This drug arrest flies in the face of that, makes you wonder whether he was all that interested in coming back to LSU football in the first place and covers him with more red flags than perhaps any draft prospect in recent history.
Would you want your favorite NFL team to draft Tyrann Mathieu?
Considering commissioner Roger Goodell's continued hard-line stance on legal and substance abuse issues, it's certain that Mathieu will come into the NFL under the watchful eye of the league.
Let's also not forget this is the league that doles out four-game suspensions for positive marijuana tests—the same punishment given to first-time steroid users.
Even setting aside all of the drug-related character concerns, it even still remains to be seen whether he's actually an elite cornerback.
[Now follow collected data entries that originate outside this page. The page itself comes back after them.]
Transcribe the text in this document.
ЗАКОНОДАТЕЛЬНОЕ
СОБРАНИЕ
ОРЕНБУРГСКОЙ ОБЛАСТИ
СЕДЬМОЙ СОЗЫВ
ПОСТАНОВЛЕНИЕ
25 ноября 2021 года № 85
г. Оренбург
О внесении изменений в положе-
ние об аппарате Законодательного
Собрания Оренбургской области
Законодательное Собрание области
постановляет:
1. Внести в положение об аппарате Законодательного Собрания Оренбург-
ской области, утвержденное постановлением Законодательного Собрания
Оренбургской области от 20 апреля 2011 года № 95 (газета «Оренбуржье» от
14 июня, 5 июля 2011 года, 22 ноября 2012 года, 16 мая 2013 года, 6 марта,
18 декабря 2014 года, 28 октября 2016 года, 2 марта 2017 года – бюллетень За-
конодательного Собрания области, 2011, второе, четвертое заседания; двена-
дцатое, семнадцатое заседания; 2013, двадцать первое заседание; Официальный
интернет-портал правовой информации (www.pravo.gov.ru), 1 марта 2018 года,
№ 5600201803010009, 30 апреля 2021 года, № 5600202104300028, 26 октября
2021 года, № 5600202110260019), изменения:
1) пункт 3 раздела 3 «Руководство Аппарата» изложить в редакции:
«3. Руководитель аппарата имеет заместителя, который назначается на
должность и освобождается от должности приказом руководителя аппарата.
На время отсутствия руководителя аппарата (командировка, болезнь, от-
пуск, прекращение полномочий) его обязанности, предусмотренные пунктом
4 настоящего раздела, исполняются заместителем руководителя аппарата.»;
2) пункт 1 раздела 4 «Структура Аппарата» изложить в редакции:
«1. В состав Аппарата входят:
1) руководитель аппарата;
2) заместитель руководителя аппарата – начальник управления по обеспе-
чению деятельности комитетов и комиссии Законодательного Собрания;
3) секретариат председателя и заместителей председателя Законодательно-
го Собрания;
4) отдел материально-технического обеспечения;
Though Mathieu recorded 76 tackles and two interceptions on his way to becoming a consensus All-American choice, he still leaves something to be desired in coverage.
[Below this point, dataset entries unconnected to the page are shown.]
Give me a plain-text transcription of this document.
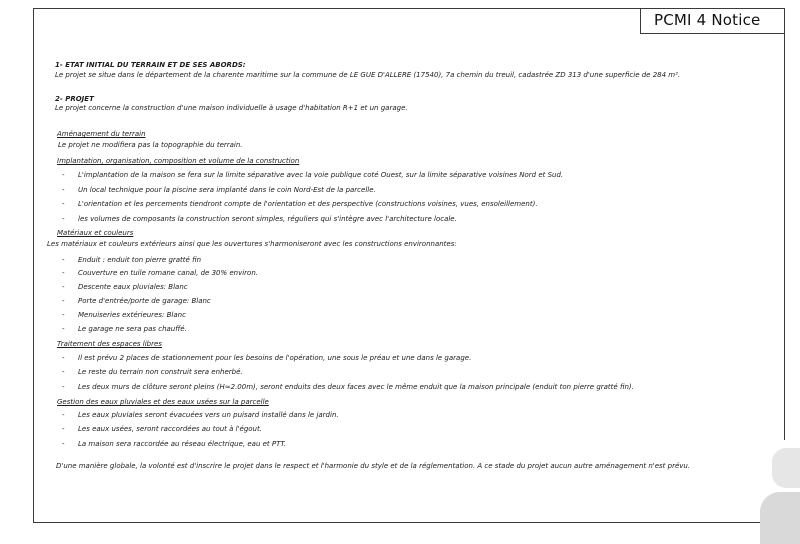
PCMI 4 Notice
1- ETAT INITIAL DU TERRAIN ET DE SES ABORDS:
Le projet se situe dans le département de la charente maritime sur la commune de LE GUE D'ALLERE (17540), 7a chemin du treuil, cadastrée ZD 313 d'une superficie de 284 m².
2- PROJET
Le projet concerne la construction d'une maison individuelle à usage d'habitation R+1 et un garage.
Aménagement du terrain
Le projet ne modifiera pas la topographie du terrain.
Implantation, organisation, composition et volume de la construction
- L'implantation de la maison se fera sur la limite séparative avec la voie publique coté Ouest, sur la limite séparative voisines Nord et Sud.
- Un local technique pour la piscine sera implanté dans le coin Nord-Est de la parcelle.
- L'orientation et les percements tiendront compte de l'orientation et des perspective (constructions voisines, vues, ensoleillement).
- les volumes de composants la construction seront simples, réguliers qui s'intègre avec l'architecture locale.
Matériaux et couleurs
Les matériaux et couleurs extérieurs ainsi que les ouvertures s'harmoniseront avec les constructions environnantes:
- Enduit : enduit ton pierre gratté fin
- Couverture en tuile romane canal, de 30% environ.
- Descente eaux pluviales: Blanc
- Porte d'entrée/porte de garage: Blanc
- Menuiseries extérieures: Blanc
- Le garage ne sera pas chauffé.
Traitement des espaces libres
- Il est prévu 2 places de stationnement pour les besoins de l'opération, une sous le préau et une dans le garage.
- Le reste du terrain non construit sera enherbé.
- Les deux murs de clôture seront pleins (H≈2.00m), seront enduits des deux faces avec le même enduit que la maison principale (enduit ton pierre gratté fin).
Gestion des eaux pluviales et des eaux usées sur la parcelle
- Les eaux pluviales seront évacuées vers un puisard installé dans le jardin.
- Les eaux usées, seront raccordées au tout à l'égout.
- La maison sera raccordée au réseau électrique, eau et PTT.
D'une manière globale, la volonté est d'inscrire le projet dans le respect et l'harmonie du style et de la réglementation. A ce stade du projet aucun autre aménagement n'est prévu.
Anyone who watched the 2011 Tigers could point out massive holes in Mathieu's technique and Morris Claiborne nearly always took the opposing team's best receiver.
In fact, the Honey Badger was most consistently great as a return man.
For NFL teams, all of those factors make Mathieu the ultimate stay-away if he declares for the 2013 draft.
It's undeniable that Mathieu has other-worldly talent, but until he proves himself off the field, no NFL team should take the massive risk of giving him a chance on it.